Inns: Because we got into the industry early and managed to scale to significant size, with 1,000 staff members now, and taking all the feedback from customers we talk to and leveraging that into product development, that’s a huge advantage we now have. It’s the advantage of scaled larger player in a space with smaller players. The disadvantage you start to have as you get bigger is speed in innovation. We’ve made that a priority for ourselves to always be coming out with new products and solutions as quickly as new startups.

HHCN: What are the plans for integrating Lively?

Inns: It’s still early, so it is not 100% clear where we’re going to go. What attracted us to Lively was we liked the feel they’ve created around their product set and marketing and PR—this energy around making aging technology more fun and lively, and this buzz of being a Silicon Valley startup, that was leveraged really well in making them an interesting technology that had a really great positioning in the industry.

Some of the tech is complementary to what we’re doing. We don’t have any in-home sensors, which we think are applicable to a lot of our clients, including commercial entities in the senior living space. All ours are personal mobile products, so [Lively] could provide enhanced features.
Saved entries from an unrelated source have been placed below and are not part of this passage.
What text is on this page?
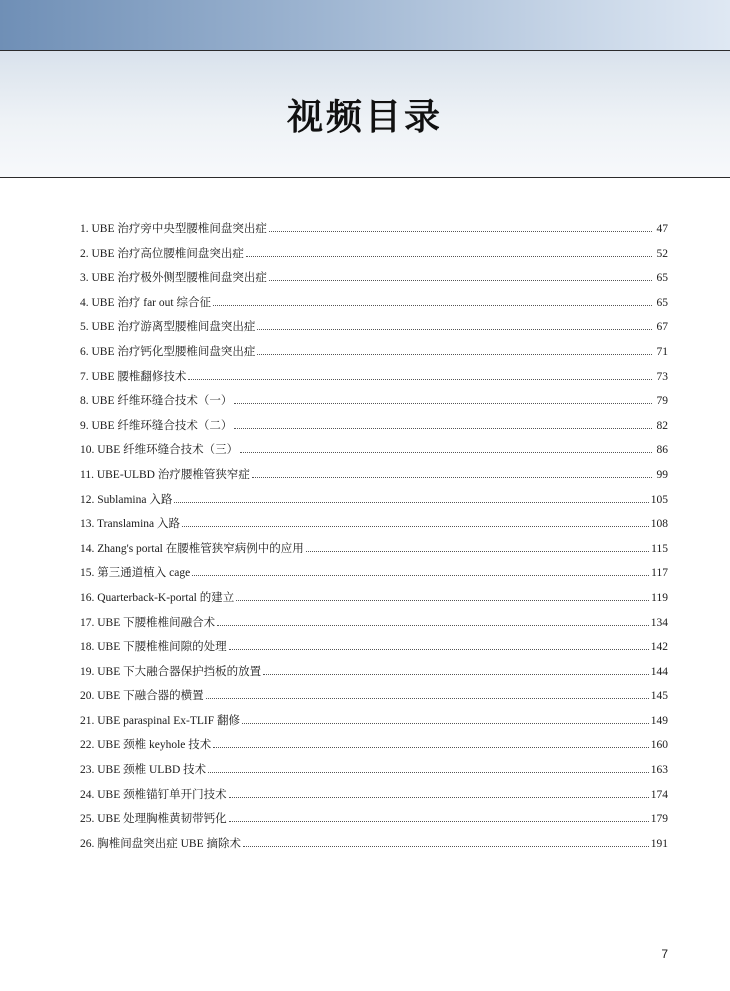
视频目录
1. UBE 治疗旁中央型腰椎间盘突出症	47
2. UBE 治疗高位腰椎间盘突出症	52
3. UBE 治疗极外侧型腰椎间盘突出症	65
4. UBE 治疗 far out 综合征	65
5. UBE 治疗游离型腰椎间盘突出症	67
6. UBE 治疗钙化型腰椎间盘突出症	71
7. UBE 腰椎翻修技术	73
8. UBE 纤维环缝合技术（一）	79
9. UBE 纤维环缝合技术（二）	82
10. UBE 纤维环缝合技术（三）	86
11. UBE-ULBD 治疗腰椎管狭窄症	99
12. Sublamina 入路	105
13. Translamina 入路	108
14. Zhang's portal 在腰椎管狭窄病例中的应用	115
15. 第三通道植入 cage	117
16. Quarterback-K-portal 的建立	119
17. UBE 下腰椎椎间融合术	134
18. UBE 下腰椎椎间隙的处理	142
19. UBE 下大融合器保护挡板的放置	144
20. UBE 下融合器的横置	145
21. UBE paraspinal Ex-TLIF 翻修	149
22. UBE 颈椎 keyhole 技术	160
23. UBE 颈椎 ULBD 技术	163
24. UBE 颈椎锚钉单开门技术	174
25. UBE 处理胸椎黄韧带钙化	179
26. 胸椎间盘突出症 UBE 摘除术	191
7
HHCN: And you’re currently working with commercial clients in senior care?

Inns: I will say that as a company, we have really in this last year expanded our focus on the senior living industry, and with some successful relationships, we’ve been moving our tech into senior living companies. Currently, we’re more geared toward independent living and as we innovate, and with Lively’s product, assisted [living] can become more interesting as well. We’re definitely interested in anyone who wants to talk us.